- Relator(a)
- Ministro Napoleão Nunes Maia Filho
- Órgão julgador
- Primeira Seção
- Data do julgamento
- 18/02/2020
- Data de publicação
- 02/06/2020
STJ – Acórdão, Rel. Ministro Napoleão Nunes Maia Filho, Primeira Seção, j. 18/02/2020, p. 02/06/2020
PROCESSUAL CIVIL E TRIBUTÁRIO. AGRAVO INTERNO NOS EMBARGOS DE DIVERGÊNCIA EM RECURSO ESPECIAL. CONTRIBUIÇÃO PREVIDENCIÁRIA. PAGAMENTO INDEVIDO. COMPENSAÇÃO. LIMITES. APLICAÇÃO DOS PERCENTUAIS ESTABELECIDOS NAS LEIS 9.032/1995 E 9.129/1995, QUE ALTERARAM O ART. 89, § 3o. DA LEI 8.212/1991. NECESSIDADE DE OBSERVÂNCIA DO REGIME JURÍDICO VIGENTE À ÉPOCA DA PROPOSITURA DA AÇÃO. RECURSO REPRESENTATIVO DA CONTROVÉRSIA: RESP 1.137.738/SP, REL. MIN. LUIZ FUX, DJE 1.2.2010. ACÓRDÃO EMBARGADO EM CONSONÂNCIA COM A JURISPRUDÊNCIA CONSOLIDADA NESTA CORTE SUPERIOR. INCIDÊNCIA DA SÚMULA 168/STJ. AGRAVO INTERNO DA FAZENDA NACIONAL A QUE SE NEGA PROVIMENTO. 1. A partir do julgamento do REsp. 796.064/RJ, Rel. Min.
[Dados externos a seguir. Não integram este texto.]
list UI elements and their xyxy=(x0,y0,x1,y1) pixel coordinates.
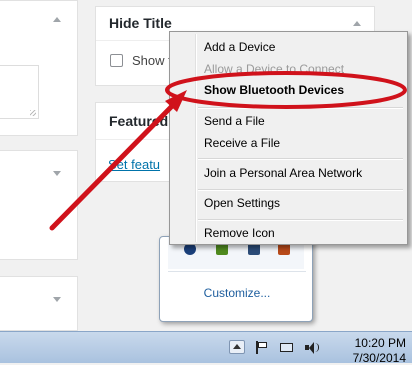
expand-arrow-icon[interactable] xyxy=(53,171,61,176)
menu-item-send-file[interactable]: Send a File xyxy=(204,114,265,128)
menu-item-show-bluetooth-devices[interactable]: Show Bluetooth Devices xyxy=(204,83,344,97)
menu-separator xyxy=(198,219,403,221)
show-hidden-icons-chevron-icon[interactable] xyxy=(229,340,245,354)
menu-separator xyxy=(198,158,403,160)
menu-item-open-settings[interactable]: Open Settings xyxy=(204,196,280,210)
resize-grip-icon[interactable] xyxy=(30,110,36,116)
taskbar: 10:20 PM 7/30/2014 xyxy=(0,331,412,365)
menu-separator xyxy=(198,107,403,109)
expand-arrow-icon-2[interactable] xyxy=(53,297,61,302)
hide-title-collapse-icon[interactable] xyxy=(353,21,361,26)
bluetooth-context-menu: Add a Device Allow a Device to Connect S… xyxy=(169,31,408,245)
clock-time[interactable]: 10:20 PM xyxy=(355,336,406,350)
set-featured-image-link[interactable]: Set featu xyxy=(108,157,160,172)
menu-separator xyxy=(198,189,403,191)
featured-image-heading: Featured xyxy=(109,113,169,129)
menu-item-allow-device-to-connect: Allow a Device to Connect xyxy=(204,62,345,76)
action-center-flag-icon[interactable] xyxy=(254,341,268,354)
left-panel-top xyxy=(0,0,78,136)
menu-item-join-pan[interactable]: Join a Personal Area Network xyxy=(204,166,362,180)
notification-tray-popup: Customize... xyxy=(159,236,313,322)
collapse-arrow-icon[interactable] xyxy=(53,17,61,22)
customize-link[interactable]: Customize... xyxy=(160,286,314,300)
left-panel-middle xyxy=(0,150,78,260)
text-area[interactable] xyxy=(0,65,39,119)
network-icon[interactable] xyxy=(280,341,294,354)
menu-item-add-device[interactable]: Add a Device xyxy=(204,40,275,54)
menu-item-remove-icon[interactable]: Remove Icon xyxy=(204,226,275,240)
left-panel-bottom xyxy=(0,276,78,331)
hide-title-checkbox-label: Show t xyxy=(132,53,172,68)
tray-divider xyxy=(168,271,306,272)
volume-icon[interactable] xyxy=(304,341,319,354)
menu-item-receive-file[interactable]: Receive a File xyxy=(204,136,280,150)
hide-title-heading: Hide Title xyxy=(109,15,172,31)
hide-title-checkbox[interactable] xyxy=(110,54,123,67)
LUIZ FUX, DJe 10.11.2008, submetido ao rito do art. 543-C do CPC/1973, a jurisprudência desta Corte modificou seu entendimento para admitir que, na compensação tributária, é impositiva a observância dos limites estabelecidos pelas Leis 9.032/1995 e 9.129/1995, mesmo no caso de tributos declarados inconstitucionais. 2. Entretanto, para determinar se incidem ou não os percentuais restritivos da compensação (art. 89, § 3o. da Lei 8.212/1991, com redação das Leis 9.032/1995 e 9.129/1995), é necessário observar a data em que proposta a ação respectiva, tendo em vista o entendimento firmado no julgamento do REsp. 1.137.738/SP, Rel. Min. LUIZ FUX, DJe 1.2.2010, submetido ao rito do art. 543-C do CPC, seguindo o qual, em se tratando de compensação tributária, deve ser considerado o regime jurídico vigente à época do ajuizamento da demanda, não podendo ser a causa julgada à luz do direito superveniente. 3. Sendo assim, proposta a ação em 22.8.1994, tem-se que as Leis 9.032/1995 e 9.129/1995, que impuseram limites à compensação tributária, ainda não se encontrava em vigor, razão pela qual não há censura a se impor ao acórdão embargado, que acompanha a jurisprudência consolidada sobre o tema. Incide, na hipótese, o óbice da Súmula 168/STJ. 4. Agravo Interno do Fazenda Nacional a que se nega provimento. (AgInt nos EREsp n. 870.472/SP, relator Ministro Napoleão Nunes Maia Filho, Primeira Seção, julgado em 18/2/2020, DJe de 2/6/2020.)